Les mots restèrent suspendus dans l'air, épais comme de la fumée. Emily força un sourire, l'isolement l'enveloppant comme le pull trop grand qu'elle portait toujours. Au cabinet, elle était la réceptionniste parfaite : efficace, charmante. Ici, elle n'était qu'une ombre, s'excusant d'exister. L'amour de Phillip était une forteresse, se disait-elle. Protecteur. Contrôlant, certes, mais protecteur.
Cette nuit-là, allongée à ses côtés dans l'obscurité, son bras lourd pesant sur sa taille, Emily fixait le plafond. La marque sur sa clavicule pulsait légèrement. Demain, elle arriverait encore dix minutes en avance. Elle sourirait plus fort. Elle se cacherait mieux. Parce que partir n'était pas une option. Pas quand il l'aimait autant.

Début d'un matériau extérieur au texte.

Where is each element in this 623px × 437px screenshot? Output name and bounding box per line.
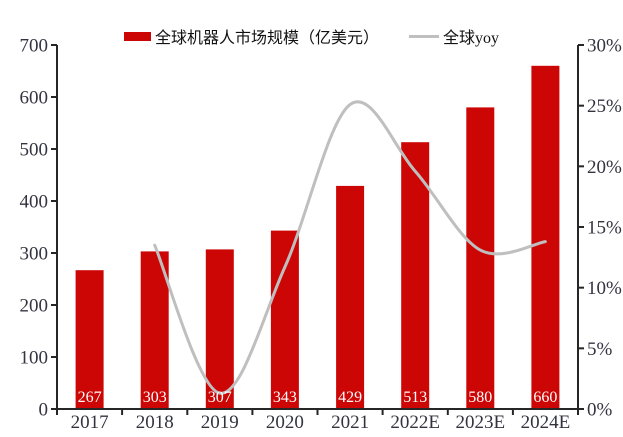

À l'autre bout de la ville, Mary Wilson ferma son attaché-case, les dossiers de la journée classés. Mais les mains tremblantes d'Emily continuaient de hanter son esprit. En tant qu'avocate qui avait dû abandonner ses rêves de détective, Mary connaissait les schémas. Un tel contrôle ne finissait jamais bien. Elle envoya un SMS à Victor, son mari : *À la maison bientôt. Journée difficile ?* Sa réponse fut instantanée : *Toujours de la place pour toi. Les enfants ont mangé. Qu'est-ce qui te tracasse ?*
Elle rangea son téléphone, une résolution se formant en elle. Emily lui rappelait elle-même au même âge : pleine de potentiel, aveugle aux pièges. Mary ne laisserait pas l'histoire se répéter. Pas sous sa surveillance.
Tara, en train de fermer le bureau, s'arrêta devant le bureau vide d'Emily. La boîte de salade était toujours là, à moitié mangée. Tara secoua la tête en repensant au sursaut de la jeune fille. *Quelque chose ne tourne pas rond avec cette fille.* Elle passa son sac sur son épaule et sortit dans la nuit illuminée de néons, le pouls de la ville battant à l'unisson de l'inquiétude qui lui nouait le ventre.
Dans l'appartement des Langford, Phillip vida son verre de scotch en observant la silhouette endormie d'Emily. Elle était son ancre dans la tempête du chômage. Il la garderait en sécurité. Quel qu'en soit le prix. L'application GPS sur son téléphone clignotait en vert : sa localisation était sûre. Vingt-deux minutes, ce sera trop long la prochaine fois.
L'atmosphère pesante de contrôle s'intensifia, l'isolement d'Emily grandissant à chaque question calculée, à chaque marque cachée. Au cœur scintillant de Las Vegas, où les fortunes se jouent comme des cartes, sa vie parfaite se fissurait sur les bords. Et personne, pour le moment, ne savait à quel point la fracture était profonde.